The central Tennessee town of Franklin is similar to Gettysburg in many ways… population, rural farming folks, generally spared by war… that is until November 1864 when two armies fought in the fields south of town (also like at Gettysburg) in five hours of conflict during which the ferocity and casualties far-exceeded Pickett’s Charge. Yet, most people have never heard of that battle.

While President Craig Breneiser’s program did discuss how the competing armies came to Franklin, the focus of the conversation was less about strategy and tactics than what ensued following the war which was… nothing! Despite a century-and-a-half of battlefield development that saw dozens of federal, state and local preservation efforts, the sacrifices that occurred on that late fall day at Franklin have been largely overlooked. Until recently.

Bit by bit, half-acre by half-acre, pieces of the Franklin past are being reclaimed for generations yet unborn to visit and understand. While the scene of such carnage will never be reasonably pristine in the manner of Gettysburg, the areas of the most significant action…the Carter House and Carnton Plantation…are being preserved and interpreted.

Beyond the Civil War battle, local efforts have also focused on telling the “fuller story” in an effort to bridge traditional history and memory with current, deep-held concerns about how the War has often been represented in the Old South. Like many towns in the Confederacy, Franklin has its Civil War soldier statue…”Chip”… that has been a subject of concern.

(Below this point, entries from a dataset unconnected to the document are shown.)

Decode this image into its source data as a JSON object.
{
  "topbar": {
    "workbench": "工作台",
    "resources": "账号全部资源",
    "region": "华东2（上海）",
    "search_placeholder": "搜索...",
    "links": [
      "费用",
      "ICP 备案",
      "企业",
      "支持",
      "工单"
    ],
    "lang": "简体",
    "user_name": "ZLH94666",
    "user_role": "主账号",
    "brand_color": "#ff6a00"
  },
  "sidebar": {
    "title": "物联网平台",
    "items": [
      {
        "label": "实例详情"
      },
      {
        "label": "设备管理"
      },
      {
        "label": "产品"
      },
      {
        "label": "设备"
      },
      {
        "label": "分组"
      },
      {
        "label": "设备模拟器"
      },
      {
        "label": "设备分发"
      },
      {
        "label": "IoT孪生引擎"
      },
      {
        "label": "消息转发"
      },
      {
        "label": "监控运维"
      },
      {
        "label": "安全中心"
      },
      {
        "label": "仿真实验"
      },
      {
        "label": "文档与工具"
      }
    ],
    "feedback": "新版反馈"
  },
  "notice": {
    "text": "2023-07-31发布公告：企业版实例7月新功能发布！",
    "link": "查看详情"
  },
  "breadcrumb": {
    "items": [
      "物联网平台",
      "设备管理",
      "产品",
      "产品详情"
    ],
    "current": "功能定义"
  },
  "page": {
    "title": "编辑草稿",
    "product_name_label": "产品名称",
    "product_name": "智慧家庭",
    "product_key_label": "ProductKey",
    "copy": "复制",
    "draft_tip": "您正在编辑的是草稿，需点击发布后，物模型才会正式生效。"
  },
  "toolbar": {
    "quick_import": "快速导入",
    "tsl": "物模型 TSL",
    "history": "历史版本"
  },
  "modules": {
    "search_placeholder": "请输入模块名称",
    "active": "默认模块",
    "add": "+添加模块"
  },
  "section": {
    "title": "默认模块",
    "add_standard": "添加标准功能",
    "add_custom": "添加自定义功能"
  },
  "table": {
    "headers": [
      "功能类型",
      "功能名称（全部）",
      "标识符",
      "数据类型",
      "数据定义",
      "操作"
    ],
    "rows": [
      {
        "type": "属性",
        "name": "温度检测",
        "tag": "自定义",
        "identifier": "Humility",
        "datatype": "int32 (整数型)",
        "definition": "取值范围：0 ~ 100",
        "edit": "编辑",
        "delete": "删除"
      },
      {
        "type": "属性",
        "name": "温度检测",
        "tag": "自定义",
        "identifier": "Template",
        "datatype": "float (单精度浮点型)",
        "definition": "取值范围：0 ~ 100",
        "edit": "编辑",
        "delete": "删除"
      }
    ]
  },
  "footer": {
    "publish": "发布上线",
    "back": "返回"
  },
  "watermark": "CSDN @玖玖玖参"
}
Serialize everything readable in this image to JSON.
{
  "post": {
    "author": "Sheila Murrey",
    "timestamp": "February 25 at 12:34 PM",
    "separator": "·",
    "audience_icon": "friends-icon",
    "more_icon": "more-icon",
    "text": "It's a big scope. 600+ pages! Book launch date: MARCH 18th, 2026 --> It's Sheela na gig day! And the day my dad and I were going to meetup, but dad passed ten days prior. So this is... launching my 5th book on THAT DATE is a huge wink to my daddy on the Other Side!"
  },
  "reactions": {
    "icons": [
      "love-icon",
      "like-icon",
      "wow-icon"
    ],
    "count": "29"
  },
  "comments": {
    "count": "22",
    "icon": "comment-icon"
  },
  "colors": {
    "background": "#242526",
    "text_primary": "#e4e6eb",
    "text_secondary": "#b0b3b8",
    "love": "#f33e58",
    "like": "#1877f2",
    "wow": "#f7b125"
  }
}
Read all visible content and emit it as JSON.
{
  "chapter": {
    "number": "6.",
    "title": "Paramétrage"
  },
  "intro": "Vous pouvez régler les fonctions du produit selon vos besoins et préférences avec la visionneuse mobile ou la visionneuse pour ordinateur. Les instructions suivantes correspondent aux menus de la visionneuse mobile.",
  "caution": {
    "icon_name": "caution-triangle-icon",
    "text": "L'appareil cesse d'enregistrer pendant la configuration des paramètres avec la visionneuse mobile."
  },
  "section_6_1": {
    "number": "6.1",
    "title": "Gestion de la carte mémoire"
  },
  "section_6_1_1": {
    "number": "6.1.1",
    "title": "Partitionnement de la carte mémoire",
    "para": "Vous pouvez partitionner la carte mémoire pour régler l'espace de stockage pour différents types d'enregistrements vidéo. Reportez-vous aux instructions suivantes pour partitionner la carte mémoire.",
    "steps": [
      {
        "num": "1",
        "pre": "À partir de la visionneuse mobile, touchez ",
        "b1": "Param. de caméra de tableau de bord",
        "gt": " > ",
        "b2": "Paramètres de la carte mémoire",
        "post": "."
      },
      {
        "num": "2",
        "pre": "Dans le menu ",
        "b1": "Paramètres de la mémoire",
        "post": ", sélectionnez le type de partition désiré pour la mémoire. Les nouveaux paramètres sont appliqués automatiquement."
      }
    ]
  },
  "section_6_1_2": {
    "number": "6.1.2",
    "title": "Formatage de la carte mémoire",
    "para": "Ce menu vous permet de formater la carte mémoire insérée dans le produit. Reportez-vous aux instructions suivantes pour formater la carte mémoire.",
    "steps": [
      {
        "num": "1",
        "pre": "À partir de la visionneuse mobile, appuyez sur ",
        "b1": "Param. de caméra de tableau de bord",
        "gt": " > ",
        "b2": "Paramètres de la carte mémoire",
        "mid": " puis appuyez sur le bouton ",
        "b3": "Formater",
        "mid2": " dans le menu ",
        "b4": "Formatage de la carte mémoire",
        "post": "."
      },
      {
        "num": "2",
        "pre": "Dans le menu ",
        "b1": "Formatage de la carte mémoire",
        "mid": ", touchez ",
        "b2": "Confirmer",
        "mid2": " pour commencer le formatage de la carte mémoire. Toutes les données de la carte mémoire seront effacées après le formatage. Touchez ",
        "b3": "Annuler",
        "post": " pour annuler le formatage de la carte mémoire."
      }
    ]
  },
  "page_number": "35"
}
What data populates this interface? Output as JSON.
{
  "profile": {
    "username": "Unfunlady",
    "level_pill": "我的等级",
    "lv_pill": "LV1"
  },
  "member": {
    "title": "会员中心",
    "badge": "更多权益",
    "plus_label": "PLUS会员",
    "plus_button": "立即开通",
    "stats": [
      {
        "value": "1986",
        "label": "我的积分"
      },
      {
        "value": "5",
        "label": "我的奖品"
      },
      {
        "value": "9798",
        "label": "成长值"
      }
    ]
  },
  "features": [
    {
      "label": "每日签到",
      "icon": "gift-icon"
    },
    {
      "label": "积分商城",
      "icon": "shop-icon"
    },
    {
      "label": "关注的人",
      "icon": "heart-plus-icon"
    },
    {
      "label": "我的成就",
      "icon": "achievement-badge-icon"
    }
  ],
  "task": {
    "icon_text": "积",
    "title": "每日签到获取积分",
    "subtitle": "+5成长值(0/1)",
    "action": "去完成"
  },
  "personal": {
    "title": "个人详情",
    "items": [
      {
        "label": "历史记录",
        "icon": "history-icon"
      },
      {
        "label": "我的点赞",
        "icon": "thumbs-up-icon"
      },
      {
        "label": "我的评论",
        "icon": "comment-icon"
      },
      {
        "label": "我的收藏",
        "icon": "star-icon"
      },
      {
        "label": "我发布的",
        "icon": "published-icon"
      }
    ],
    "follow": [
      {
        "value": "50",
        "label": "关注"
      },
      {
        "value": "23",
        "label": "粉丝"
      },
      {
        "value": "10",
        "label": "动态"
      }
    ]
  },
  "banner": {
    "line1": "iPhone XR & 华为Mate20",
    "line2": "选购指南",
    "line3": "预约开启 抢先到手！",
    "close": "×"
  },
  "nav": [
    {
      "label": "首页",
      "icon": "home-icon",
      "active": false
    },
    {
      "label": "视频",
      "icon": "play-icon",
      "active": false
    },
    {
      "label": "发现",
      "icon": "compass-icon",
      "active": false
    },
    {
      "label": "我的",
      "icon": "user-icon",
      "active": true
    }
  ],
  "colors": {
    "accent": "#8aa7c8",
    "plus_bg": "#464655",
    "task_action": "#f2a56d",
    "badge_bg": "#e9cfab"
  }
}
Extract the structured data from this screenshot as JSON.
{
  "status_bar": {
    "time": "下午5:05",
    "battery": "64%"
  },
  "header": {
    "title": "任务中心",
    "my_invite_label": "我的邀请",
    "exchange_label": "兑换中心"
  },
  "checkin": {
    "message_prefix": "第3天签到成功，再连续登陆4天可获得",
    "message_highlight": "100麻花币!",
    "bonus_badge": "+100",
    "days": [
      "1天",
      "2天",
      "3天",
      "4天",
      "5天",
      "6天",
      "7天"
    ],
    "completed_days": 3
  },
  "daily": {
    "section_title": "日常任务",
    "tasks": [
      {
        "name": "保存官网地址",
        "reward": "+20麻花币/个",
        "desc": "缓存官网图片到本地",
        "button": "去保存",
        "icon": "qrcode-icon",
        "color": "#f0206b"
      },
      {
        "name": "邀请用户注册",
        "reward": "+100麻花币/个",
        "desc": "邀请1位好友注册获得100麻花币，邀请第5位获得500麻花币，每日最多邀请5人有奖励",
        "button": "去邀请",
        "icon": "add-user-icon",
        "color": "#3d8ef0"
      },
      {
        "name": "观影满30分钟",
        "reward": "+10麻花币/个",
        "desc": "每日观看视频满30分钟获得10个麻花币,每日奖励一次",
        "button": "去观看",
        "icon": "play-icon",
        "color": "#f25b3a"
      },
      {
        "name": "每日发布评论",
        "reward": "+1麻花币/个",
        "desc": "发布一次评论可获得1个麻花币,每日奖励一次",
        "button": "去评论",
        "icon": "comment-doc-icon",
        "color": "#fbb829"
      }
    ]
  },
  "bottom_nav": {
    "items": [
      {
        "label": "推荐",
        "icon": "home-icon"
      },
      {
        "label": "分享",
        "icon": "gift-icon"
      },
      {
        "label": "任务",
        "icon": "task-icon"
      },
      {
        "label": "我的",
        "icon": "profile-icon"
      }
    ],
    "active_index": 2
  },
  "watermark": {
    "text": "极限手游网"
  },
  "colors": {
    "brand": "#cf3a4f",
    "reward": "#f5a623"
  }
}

But, three Franklin pastors and a local historian have produced a plan that has been enthusiastically accepted by much of the community to add four interpretative signs around the town square dominated by “Chip” that will tell the story of Franklin’s Black residents who were bought and sold, who went off to war and, in a few cases, died to change their country into something better.

The “second battle” of Franklin continues on today according to Breneiser, both to provide and understanding of what happened when the armies came to town long ago and to tell the Civil War story in a way with which the modern generation can identify and understand its central role in the history of the United States.